Moreover, health reform means that uninsured people and those who have health problems will no longer be shut out or priced out of the individual insurance market. Millions of people will be eligible for new federal subsidies to help them pay their premiums and cost-sharing charges, which will offset supposed rate shock for many people.
The House Energy and Commerce Oversight and Investigations Subcommittee, collected a trove of documents from insurance companies to prepare for its hearing today. The documents tend to emphasize the largest potential rate increases and the types of people — men, in particular — who may experience them. Insurers developed many of these projections as the industry was lobbying to repeal or delay specific provisions of the health care law, such as the health insurance tax and new restrictions on what older people can be charged for coverage compared to younger people. They don’t necessarily reflect the premiums these companies actually plan to charge consumers in 2014, and it’s not clear how many of the higher-rate scenarios will actually occur.

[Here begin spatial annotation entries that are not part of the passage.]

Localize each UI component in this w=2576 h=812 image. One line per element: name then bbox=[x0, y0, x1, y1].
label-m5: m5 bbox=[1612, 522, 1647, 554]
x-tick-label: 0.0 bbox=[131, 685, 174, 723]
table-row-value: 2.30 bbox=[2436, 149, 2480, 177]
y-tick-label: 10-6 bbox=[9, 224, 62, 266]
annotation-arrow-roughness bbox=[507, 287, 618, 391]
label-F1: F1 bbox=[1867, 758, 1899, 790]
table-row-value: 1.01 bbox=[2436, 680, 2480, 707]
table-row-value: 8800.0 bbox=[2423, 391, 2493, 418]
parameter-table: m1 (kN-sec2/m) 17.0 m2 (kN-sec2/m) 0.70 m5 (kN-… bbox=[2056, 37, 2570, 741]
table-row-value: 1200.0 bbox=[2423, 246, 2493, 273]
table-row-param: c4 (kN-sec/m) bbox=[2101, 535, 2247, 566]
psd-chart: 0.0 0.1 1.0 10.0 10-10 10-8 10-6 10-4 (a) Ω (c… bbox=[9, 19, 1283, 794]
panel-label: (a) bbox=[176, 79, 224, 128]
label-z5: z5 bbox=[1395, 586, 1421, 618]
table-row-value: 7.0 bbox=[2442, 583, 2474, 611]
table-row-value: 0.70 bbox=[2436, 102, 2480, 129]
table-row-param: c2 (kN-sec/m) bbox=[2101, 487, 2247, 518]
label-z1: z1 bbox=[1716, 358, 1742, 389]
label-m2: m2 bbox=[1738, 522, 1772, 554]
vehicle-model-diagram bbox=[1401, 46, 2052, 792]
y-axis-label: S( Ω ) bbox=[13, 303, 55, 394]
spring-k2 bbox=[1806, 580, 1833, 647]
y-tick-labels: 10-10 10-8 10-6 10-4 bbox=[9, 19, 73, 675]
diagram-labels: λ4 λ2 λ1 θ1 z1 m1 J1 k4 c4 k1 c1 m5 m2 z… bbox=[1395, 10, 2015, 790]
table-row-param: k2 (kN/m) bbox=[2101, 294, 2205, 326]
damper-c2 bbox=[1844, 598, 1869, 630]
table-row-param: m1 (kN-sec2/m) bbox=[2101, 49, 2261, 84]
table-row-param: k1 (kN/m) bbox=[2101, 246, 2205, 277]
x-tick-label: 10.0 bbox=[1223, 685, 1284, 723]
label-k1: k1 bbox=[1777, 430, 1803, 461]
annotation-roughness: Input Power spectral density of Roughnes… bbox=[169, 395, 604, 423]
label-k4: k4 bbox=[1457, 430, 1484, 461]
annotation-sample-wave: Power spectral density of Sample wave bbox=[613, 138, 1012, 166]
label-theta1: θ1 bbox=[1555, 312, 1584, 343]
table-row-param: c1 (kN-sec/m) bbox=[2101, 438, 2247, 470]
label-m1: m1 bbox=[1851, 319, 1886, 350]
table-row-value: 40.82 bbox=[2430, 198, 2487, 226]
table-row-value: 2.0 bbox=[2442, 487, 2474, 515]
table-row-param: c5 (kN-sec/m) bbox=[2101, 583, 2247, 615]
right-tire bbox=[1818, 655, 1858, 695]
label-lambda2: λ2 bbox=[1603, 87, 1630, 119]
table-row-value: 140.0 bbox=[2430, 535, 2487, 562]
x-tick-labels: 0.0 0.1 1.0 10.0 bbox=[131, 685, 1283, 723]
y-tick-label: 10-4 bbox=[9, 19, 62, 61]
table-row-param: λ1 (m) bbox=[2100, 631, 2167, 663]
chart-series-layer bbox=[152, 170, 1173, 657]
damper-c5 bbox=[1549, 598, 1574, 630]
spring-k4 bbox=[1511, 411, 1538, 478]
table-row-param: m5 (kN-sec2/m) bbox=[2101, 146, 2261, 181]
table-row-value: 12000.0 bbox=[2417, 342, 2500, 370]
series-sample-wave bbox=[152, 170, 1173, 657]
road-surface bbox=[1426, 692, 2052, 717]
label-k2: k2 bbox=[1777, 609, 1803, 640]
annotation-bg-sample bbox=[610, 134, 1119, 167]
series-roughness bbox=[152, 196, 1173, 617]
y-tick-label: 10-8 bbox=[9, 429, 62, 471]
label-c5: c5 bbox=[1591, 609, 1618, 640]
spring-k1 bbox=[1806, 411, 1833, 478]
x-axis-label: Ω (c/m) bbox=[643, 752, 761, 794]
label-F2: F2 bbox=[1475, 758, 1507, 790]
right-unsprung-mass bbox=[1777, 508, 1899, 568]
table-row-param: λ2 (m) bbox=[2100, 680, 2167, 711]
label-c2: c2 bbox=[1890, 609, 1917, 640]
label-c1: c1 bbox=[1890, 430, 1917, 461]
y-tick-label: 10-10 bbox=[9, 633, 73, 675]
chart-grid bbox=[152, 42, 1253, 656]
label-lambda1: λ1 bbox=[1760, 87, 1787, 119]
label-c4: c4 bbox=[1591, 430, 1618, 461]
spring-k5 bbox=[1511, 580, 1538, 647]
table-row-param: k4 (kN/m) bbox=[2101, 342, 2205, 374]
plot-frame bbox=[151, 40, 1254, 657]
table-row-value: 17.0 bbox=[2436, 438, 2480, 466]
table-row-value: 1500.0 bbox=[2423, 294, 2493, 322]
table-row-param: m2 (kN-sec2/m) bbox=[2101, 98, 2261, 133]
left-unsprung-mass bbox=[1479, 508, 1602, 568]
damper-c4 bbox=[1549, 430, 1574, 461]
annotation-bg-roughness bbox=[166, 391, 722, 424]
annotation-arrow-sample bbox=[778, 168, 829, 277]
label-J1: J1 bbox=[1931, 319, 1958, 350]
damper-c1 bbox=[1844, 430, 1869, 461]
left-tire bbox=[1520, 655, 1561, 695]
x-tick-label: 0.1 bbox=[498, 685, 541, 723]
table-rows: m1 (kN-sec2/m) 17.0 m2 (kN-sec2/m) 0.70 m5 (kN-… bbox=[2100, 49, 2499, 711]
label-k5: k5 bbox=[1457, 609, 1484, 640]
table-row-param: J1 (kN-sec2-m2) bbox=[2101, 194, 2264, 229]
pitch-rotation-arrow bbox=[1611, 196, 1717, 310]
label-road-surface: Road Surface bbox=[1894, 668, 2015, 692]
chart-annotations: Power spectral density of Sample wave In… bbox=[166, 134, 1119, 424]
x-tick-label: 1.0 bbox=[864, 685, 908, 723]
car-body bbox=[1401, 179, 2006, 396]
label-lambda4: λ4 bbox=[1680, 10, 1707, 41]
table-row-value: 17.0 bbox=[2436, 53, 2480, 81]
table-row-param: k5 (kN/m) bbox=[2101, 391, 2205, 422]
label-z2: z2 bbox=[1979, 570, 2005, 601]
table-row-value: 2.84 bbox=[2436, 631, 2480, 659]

Now, the companies are preparing to sell insurance in a reformed marketplace. We are starting to see the actual premiums that insurance companies want to charge next year, and greater transparency and competition are helping tamp down premiums, at least in some states. In Washington state, some people would pay less in premiums or pay about the same prices for more comprehensive coverage if recently proposed premiums take effect, in contrast to what the industry had predicted. And in Oregon, after the insurance department posted proposed rates from various insurers, two companies with relatively higher premiums said they would redo their requests and submit lower rates after seeing their competitors’ rates.
In both of those states, regulators are reviewing the insurers’ rate proposals to decide whether to approve them under health reform. Other states are doing the same, so more data points are on the way. We expect that they, too, will show little evidence of widespread rate shock.